C’è un futuro oltre la distrofia di Duchenne
La storia di Luca, della sua grande famiglia, e di un papà che non ha mai smesso di credere in suo figlio. Oggi ha trent'anni e fa il grafico. "La cosa più importante è insegnare loro a essere indipendenti".
La cosa che più ha faticato a mandare giù è stata avere una farmacia piena di medicine da poter dare a chiunque, e non aver niente da dare a suo figlio. Eppure è andata così, uno strano gioco del destino quello di Filippo Buccella, farmacista, papà di Luca, un figlio affetto da distrofia di Duchenne. Luca oggi ha 28 anni e si è laureato al DAMS di Roma con il sogno di lavorare nel cinema, obiettivo che ha brillantemente raggiunto. “Se legge una qualsiasi nota stampa riguardante i film della Disney può star certa che l’ha scritta mio figlio” mi racconta Filippo.
Forse me lo dice subito per rassicurarmi del fatto che Luca è vivo e ha una vita piena, nonostante le tante difficoltà pratiche. Penso che forse è preoccupato dalla mia voce un po’ stentata mentre cerco di capire, con le mie sciocche domande, se quella terribile previsione inferta all’intera famiglia nel 1993 fosse stata corretta oppure no.
L’inizio, la diagnosi
Nel 1993 Filippo e sua moglie si recano dal medico perché Luca non sta bene, respira a fatica. Si pensa a qualcosa di passeggero e invece no: si tratta di distrofia di Duchenne, che all’epoca non dava spazio ad altre possibilità se non di vivere al massimo una ventina d’anni. “Vivete sereni quel che potete, ci è stato detto quel giorno, quando a distanza di un anno la diagnosi è stata confermata. Come se si potesse vivere tranquilli, accettare una sentenza del genere” racconta Filippo.

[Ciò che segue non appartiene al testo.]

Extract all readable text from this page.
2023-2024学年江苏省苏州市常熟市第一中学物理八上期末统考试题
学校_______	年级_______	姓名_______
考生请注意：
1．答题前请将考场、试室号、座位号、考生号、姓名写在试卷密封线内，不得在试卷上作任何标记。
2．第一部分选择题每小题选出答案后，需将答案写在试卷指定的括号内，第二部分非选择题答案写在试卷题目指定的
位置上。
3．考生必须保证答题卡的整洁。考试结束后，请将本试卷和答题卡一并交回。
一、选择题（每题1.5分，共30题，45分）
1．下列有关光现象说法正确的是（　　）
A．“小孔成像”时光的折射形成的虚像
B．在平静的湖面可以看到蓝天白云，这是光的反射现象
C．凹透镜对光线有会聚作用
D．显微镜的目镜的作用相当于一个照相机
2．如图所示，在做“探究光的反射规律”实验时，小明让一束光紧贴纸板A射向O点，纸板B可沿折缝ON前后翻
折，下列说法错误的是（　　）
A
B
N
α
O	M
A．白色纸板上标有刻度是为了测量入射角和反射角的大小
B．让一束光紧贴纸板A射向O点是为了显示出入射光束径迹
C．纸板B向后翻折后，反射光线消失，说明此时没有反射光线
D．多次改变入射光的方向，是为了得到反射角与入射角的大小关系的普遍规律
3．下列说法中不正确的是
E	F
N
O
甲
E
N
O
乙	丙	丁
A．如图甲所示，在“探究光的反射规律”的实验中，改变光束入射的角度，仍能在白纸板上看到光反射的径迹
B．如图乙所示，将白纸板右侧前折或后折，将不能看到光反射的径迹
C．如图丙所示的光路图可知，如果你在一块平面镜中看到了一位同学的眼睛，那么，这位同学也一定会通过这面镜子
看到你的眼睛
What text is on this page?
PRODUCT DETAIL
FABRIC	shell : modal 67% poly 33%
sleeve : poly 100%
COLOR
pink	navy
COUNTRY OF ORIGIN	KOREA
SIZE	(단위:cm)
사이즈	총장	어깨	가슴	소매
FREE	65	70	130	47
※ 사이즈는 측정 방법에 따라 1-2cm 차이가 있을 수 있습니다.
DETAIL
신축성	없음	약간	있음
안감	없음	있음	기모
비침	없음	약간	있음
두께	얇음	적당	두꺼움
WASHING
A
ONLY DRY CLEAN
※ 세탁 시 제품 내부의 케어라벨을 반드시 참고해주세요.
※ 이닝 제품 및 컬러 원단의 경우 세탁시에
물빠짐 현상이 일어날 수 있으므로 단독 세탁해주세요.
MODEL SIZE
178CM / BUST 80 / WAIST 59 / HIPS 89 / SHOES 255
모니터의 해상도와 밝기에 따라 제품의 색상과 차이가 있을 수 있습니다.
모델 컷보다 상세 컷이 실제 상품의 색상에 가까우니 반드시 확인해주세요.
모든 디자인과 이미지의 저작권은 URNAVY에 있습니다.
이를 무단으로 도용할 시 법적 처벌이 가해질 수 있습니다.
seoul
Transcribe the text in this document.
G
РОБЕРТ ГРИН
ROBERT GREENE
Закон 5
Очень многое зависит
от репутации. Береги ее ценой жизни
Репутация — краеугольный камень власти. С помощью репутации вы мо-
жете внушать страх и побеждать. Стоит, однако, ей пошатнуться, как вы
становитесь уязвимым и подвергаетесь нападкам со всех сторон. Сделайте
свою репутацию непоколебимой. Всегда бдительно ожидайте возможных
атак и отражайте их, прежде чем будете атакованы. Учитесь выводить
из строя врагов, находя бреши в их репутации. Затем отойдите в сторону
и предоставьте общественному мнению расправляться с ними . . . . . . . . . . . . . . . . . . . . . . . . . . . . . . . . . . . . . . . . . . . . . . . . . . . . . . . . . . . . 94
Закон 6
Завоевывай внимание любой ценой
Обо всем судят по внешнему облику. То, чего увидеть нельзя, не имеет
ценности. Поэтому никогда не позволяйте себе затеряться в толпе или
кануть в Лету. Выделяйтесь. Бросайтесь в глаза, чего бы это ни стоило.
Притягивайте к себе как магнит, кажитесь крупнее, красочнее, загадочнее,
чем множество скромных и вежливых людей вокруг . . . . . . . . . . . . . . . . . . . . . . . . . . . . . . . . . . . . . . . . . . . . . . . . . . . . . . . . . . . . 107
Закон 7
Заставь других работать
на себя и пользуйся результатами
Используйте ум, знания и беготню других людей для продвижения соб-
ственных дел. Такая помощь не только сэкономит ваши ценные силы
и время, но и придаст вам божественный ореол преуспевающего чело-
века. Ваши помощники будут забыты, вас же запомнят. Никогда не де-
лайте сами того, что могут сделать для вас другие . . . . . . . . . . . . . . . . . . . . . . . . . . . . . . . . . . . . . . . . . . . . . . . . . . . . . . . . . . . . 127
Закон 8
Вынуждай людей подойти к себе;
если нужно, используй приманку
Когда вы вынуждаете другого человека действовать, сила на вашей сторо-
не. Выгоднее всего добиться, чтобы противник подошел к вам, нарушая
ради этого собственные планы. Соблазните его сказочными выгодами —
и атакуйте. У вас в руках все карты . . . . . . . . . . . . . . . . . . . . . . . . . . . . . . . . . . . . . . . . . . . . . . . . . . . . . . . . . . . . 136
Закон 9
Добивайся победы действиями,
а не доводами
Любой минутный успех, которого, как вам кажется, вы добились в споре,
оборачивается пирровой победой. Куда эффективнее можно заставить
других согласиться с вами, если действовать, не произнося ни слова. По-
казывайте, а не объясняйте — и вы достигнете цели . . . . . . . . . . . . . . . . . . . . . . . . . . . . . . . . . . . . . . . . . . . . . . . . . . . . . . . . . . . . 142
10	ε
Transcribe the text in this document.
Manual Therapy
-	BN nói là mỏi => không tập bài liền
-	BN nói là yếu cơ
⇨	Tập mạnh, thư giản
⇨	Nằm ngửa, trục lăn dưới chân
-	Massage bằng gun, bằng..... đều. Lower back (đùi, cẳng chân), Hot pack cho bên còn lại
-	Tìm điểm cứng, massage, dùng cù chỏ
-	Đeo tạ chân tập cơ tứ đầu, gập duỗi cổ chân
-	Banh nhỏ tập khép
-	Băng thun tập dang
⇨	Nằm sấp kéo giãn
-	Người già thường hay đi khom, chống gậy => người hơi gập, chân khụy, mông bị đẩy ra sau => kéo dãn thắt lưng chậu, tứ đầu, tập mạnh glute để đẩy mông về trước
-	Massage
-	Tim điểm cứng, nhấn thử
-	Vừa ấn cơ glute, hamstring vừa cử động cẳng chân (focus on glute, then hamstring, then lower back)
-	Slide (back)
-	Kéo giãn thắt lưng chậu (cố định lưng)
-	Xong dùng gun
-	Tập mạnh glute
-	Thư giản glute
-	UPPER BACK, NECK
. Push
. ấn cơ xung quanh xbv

La distrofia di Duchenne è una delle peggiori fra le oltre 40 distrofie esistenti. Si può riassumere dicendo che chi ha questa malattia genetica più usa un muscolo e più lo consuma, fino a non poterlo usare più. A differenza delle persone sane il muscolo non si rigenera, e così si perde via via la capacità di camminare, di muovere le braccia e le mani, di tenere eretto il busto e di respirare.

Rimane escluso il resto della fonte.